I’ve made bibs out of lots of different fabrics from recycled jeans to laminates. My favorite is 100% cotton and terry cloth. With this combination I don’t need to use a batting or interfacing. It holds up well through multiple washings. And there is a wider variety of prints available.
What you will need:
One fat quarter
12 inch square of terry cloth
Pins, scissors and coordinating thread
Pattern (download here)
Cut the bib pattern out of the focus fabric. After you have removed the pattern use that piece as the new pattern to cut a mirror image out of the terry cloth. Place right sides together and pin as you would for sewing. (This is a little trick that I use to make finishing a project faster. It always seems when I cut the outer and inner separately using the paper pattern that I have a lot of trimming to do when I pin them together. This way I get a near perfect mirror image and I am already pinned together and ready to sew.)

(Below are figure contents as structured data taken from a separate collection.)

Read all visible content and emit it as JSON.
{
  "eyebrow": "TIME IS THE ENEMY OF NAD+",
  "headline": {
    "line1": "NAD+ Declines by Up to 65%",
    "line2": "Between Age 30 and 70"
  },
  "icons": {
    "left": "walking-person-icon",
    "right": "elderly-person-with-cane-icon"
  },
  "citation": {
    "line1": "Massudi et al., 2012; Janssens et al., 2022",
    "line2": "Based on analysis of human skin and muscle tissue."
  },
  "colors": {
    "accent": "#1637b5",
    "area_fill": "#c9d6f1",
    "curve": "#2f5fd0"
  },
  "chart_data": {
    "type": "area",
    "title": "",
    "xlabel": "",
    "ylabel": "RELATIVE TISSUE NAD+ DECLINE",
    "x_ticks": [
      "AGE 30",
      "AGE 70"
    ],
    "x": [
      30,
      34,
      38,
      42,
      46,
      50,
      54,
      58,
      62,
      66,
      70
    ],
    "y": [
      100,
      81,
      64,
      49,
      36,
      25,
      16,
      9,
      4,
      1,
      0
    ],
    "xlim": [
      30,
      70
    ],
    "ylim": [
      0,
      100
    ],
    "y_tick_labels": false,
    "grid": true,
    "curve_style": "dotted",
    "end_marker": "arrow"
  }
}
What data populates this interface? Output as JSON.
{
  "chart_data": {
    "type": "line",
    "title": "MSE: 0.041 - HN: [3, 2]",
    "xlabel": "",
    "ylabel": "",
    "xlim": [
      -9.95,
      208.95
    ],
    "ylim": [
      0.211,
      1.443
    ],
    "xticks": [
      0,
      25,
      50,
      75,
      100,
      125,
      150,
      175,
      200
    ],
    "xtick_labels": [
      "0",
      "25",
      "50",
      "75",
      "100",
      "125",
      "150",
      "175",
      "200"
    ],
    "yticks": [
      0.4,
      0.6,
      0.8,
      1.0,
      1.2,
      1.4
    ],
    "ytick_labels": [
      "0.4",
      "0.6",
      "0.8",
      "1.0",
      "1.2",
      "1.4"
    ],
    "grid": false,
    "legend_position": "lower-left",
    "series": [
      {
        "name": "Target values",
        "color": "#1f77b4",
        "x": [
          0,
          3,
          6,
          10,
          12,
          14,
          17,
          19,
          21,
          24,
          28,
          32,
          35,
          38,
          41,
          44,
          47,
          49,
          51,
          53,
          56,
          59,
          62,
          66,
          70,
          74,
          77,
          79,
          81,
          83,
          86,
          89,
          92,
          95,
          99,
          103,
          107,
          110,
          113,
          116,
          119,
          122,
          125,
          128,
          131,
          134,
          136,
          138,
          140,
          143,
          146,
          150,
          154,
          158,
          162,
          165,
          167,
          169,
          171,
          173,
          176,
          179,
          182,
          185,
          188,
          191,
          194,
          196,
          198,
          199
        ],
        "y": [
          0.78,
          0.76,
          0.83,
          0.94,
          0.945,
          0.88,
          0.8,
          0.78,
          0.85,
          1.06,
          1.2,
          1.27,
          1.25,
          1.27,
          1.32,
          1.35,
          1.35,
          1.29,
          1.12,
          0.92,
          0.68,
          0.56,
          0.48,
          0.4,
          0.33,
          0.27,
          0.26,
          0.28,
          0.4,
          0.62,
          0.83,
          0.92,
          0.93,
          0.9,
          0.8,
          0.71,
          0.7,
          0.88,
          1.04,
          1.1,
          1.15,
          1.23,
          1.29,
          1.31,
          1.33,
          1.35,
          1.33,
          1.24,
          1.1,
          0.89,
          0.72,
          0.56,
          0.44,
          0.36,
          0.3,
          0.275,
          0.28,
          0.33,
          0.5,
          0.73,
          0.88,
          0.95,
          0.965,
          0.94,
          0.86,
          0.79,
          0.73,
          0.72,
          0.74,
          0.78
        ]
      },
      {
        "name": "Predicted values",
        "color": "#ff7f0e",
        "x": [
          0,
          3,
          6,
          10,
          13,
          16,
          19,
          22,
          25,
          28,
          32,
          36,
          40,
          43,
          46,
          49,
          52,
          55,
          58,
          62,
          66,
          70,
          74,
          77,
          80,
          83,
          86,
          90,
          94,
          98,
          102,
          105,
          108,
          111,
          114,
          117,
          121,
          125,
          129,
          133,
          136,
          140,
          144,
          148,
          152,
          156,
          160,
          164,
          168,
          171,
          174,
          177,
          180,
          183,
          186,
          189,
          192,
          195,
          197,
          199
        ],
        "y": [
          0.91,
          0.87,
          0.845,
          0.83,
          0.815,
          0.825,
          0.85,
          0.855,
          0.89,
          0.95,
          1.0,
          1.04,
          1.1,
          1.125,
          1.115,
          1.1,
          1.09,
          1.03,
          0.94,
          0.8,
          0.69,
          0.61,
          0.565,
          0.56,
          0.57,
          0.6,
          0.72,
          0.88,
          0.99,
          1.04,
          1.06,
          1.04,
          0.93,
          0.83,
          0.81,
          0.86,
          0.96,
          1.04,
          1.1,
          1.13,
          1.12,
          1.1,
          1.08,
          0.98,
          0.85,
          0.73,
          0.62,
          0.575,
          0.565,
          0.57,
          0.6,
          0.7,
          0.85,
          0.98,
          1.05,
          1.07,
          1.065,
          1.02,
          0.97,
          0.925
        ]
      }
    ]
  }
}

Because I am using a terry cloth I did not feel that this bib needed to be interfaced with polyester batting. (If I use batting I prefer polyester in bibs and other baby items because it dries quicker than 100% cotton batting.)
Allow a 3 inch gap for turning. Double pin the place where you will end sewing. (I can’t tell you how many times I have sewn past the opening only to have to seam rip it out.)
Use a 1/4 seam allowance to sew bib together.
Notch the outer curves (convex curves) of the bib. This reduces bulk when it is turned and will help the bib lay more smoothly.
Snip the curves that go inward (concave). Snipping the inward curve reduces stress on the seam and reduces puckers. You know you have snipped enough when you straighten the curve and you see the fabric separating, If you notice the seam pulling anyplace make another little snip. Be careful not to snip into the seam.
Turn the bib right side out. Roll the seams between your index finger and thumb to get a crisp edge. Press the bib. Top stitch around the bib with about a 1/8 allowance. This will close up the gap you left for turning.
Install the snaps. As an alternative you can attach Velcro. (I personally hate the way Velcro looks after it has been washed and dried a few times. It attaches all the lint in the wash to itself. Snaps stay so much cleaner.)
These little bibs Sew up so fast and make a lovely gift. I often make up half a dozen or so for the new baby. It is surprising how many bibs a little one can go through.
We are 2/3 the way through our sew-along on the bib and binky set. Tomorrow we will sew the little binky pouch.